Permaculture can be aptly seen as a social movement. How does permaculture operate? How does the network of permaculture people hang together? In many ways, permaculture is a classic of the ‘new social movements’ as they are understood by sociology. Networked, polycephalous and open. In all of this, very different from a cult. Yet at the same time, the foundational texts constitute a canon defining permaculture for activists.
Anti-politics
Permaculture is often condemned by the left for its anti-political strategy. Some in the movement endorse that strategic vision but more are moving towards an overtly political engagement. The anti-politics of permaculture amounts to a strategy of working within the affordances of the capitalist economy to inaugurate a movement towards a new social system. Economically, it relies upon the discretionary wealth of a middle class constituted in post war period and still present today.
Permaculture as a movement for system change hosts a range of visions of a post-capitalist society. Town and market bioregionalism is closest to what the canonical texts of permaculture propose. Popular in the movement today is hope for a cultural change driving changes in market behaviour – backed up by strong state regulation. The vision of a steady state economy. A minority of activists in permaculture identify as socialist or anarchist.
Permaculture favours grassroots interventions to prefigure a permaculture economy. These strategies have much in common with ideas promoted by left social theorists such as Olin Wright and Gibson-Graham. But my book takes a distinctive approach, considering these interventions as hybrids of the gift economy and capitalism. The achievements and difficulties of this strategy can be seen in a close analysis of case studies and interviews.
In care for the earth, care for people and fair shares, permaculturists aim to practice sustainability through looking after all living species and all people.

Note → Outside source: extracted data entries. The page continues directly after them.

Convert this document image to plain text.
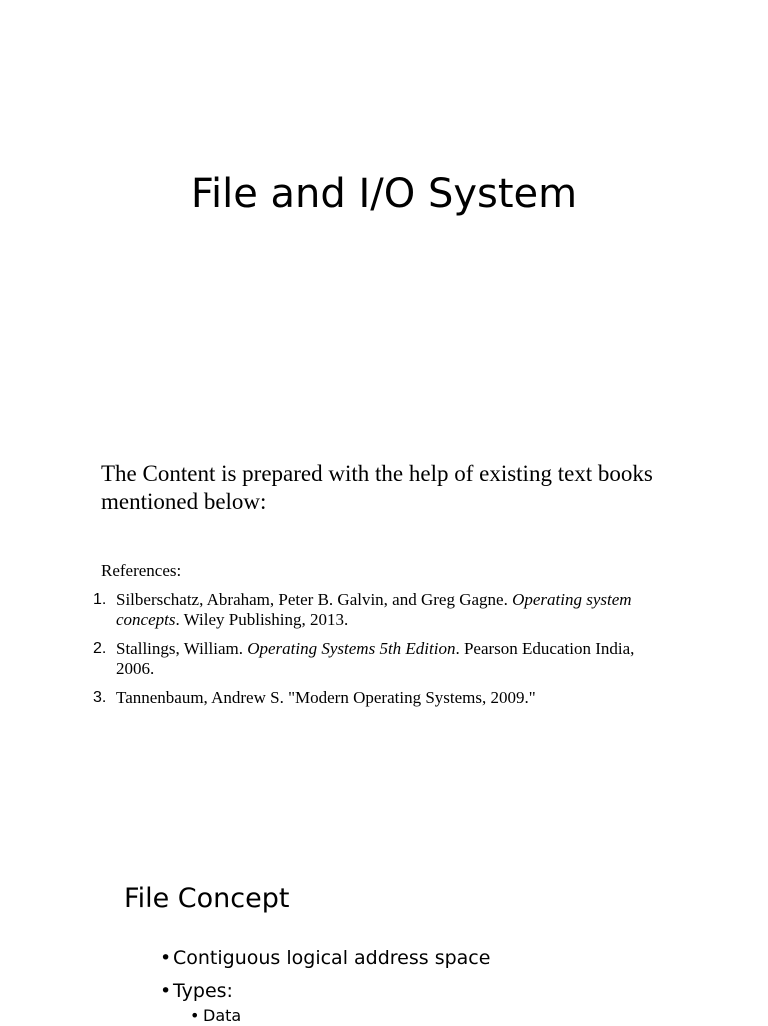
File and I/O System
The Content is prepared with the help of existing text books mentioned below:
References:
1. Silberschatz, Abraham, Peter B. Galvin, and Greg Gagne. Operating system concepts. Wiley Publishing, 2013.
2. Stallings, William. Operating Systems 5th Edition. Pearson Education India, 2006.
3. Tannenbaum, Andrew S. "Modern Operating Systems, 2009."
File Concept
•Contiguous logical address space
•Types:
• Data
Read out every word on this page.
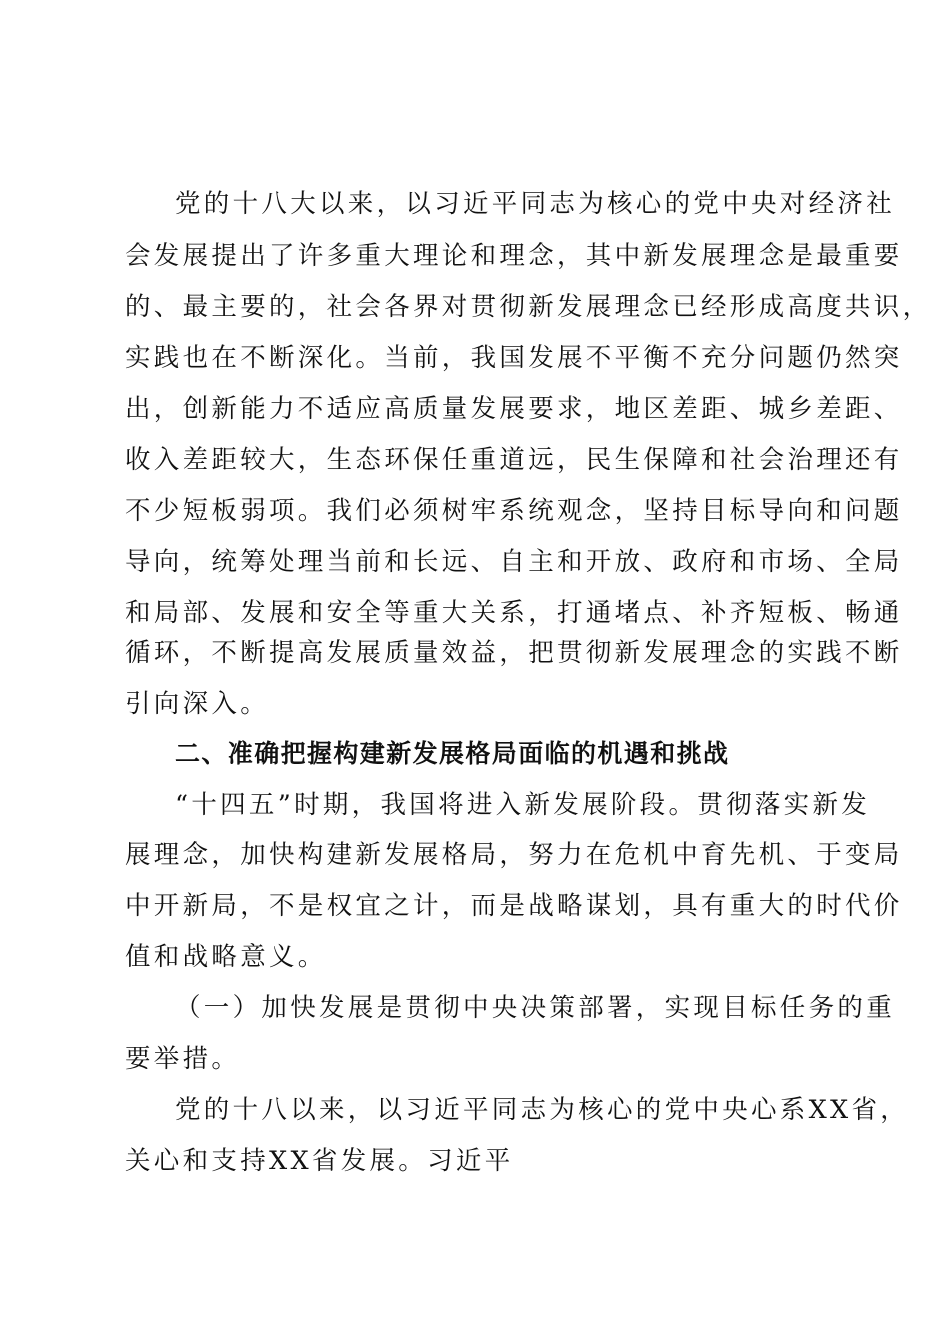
党的十八大以来，以习近平同志为核心的党中央对经济社
会发展提出了许多重大理论和理念，其中新发展理念是最重要
的、最主要的，社会各界对贯彻新发展理念已经形成高度共识，
实践也在不断深化。当前，我国发展不平衡不充分问题仍然突
出，创新能力不适应高质量发展要求，地区差距、城乡差距、
收入差距较大，生态环保任重道远，民生保障和社会治理还有
不少短板弱项。我们必须树牢系统观念，坚持目标导向和问题
导向，统筹处理当前和长远、自主和开放、政府和市场、全局
和局部、发展和安全等重大关系，打通堵点、补齐短板、畅通
循环，不断提高发展质量效益，把贯彻新发展理念的实践不断
引向深入。
二、准确把握构建新发展格局面临的机遇和挑战
“十四五”时期，我国将进入新发展阶段。贯彻落实新发
展理念，加快构建新发展格局，努力在危机中育先机、于变局
中开新局，不是权宜之计，而是战略谋划，具有重大的时代价
值和战略意义。
（一）加快发展是贯彻中央决策部署，实现目标任务的重
要举措。
党的十八以来，以习近平同志为核心的党中央心系XX省，
关心和支持XX省发展。习近平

Yet, permaculture has been criticized for a failure to deal with the politics of gender and colonialism adequately. To what extent is permaculture responding to these critiques? How can permaculture grow by strengthening strategies that take permaculture beyond the middle class?
In addressing these kinds of questions, drawing on research in the field, I show how the strategies of permaculture in the global south help ground debates about permaculture. Its practitioners directly address how we might live sustainably in manifestly material ways. There is not only a politics, but also a political economy, of permaculture.
Image: Bill Mollison in Tasmania. Photo credit: David Holmgren
Janet Burstall | Sep 8 2121
Permaculture in pratice in Sydney’s Inner West, open to community participation White’s Creek Valley Food Forest – https://www.facebook.com/whitescreekfoodforest/
Terry Leahy | Sep 9 2121
Yes I love the White’s Creek Valley Food Forest. Also the community garden alongside that. Wonderful examples of voluntary community work and council cooperation.
Russ | Sep 10 2121
Bill Mollison misunderstood the impact of political protest. Even around the time he spoke to camera in his Northern NSW garden in The Global Gardener series on ABC TV, we had the successful campaign to prevent the submergence of Tasmania’s Franklin River and the campaign for the tropical rainforests.
Bill emphasises individual action, however that takes focus off those responsible for unsustainable actions and places responsibility on individuals for solving big problems. We do need all of those small actions, however they need to be networked into a cohesive program for them to reach the scale at which they can exert significant political influence.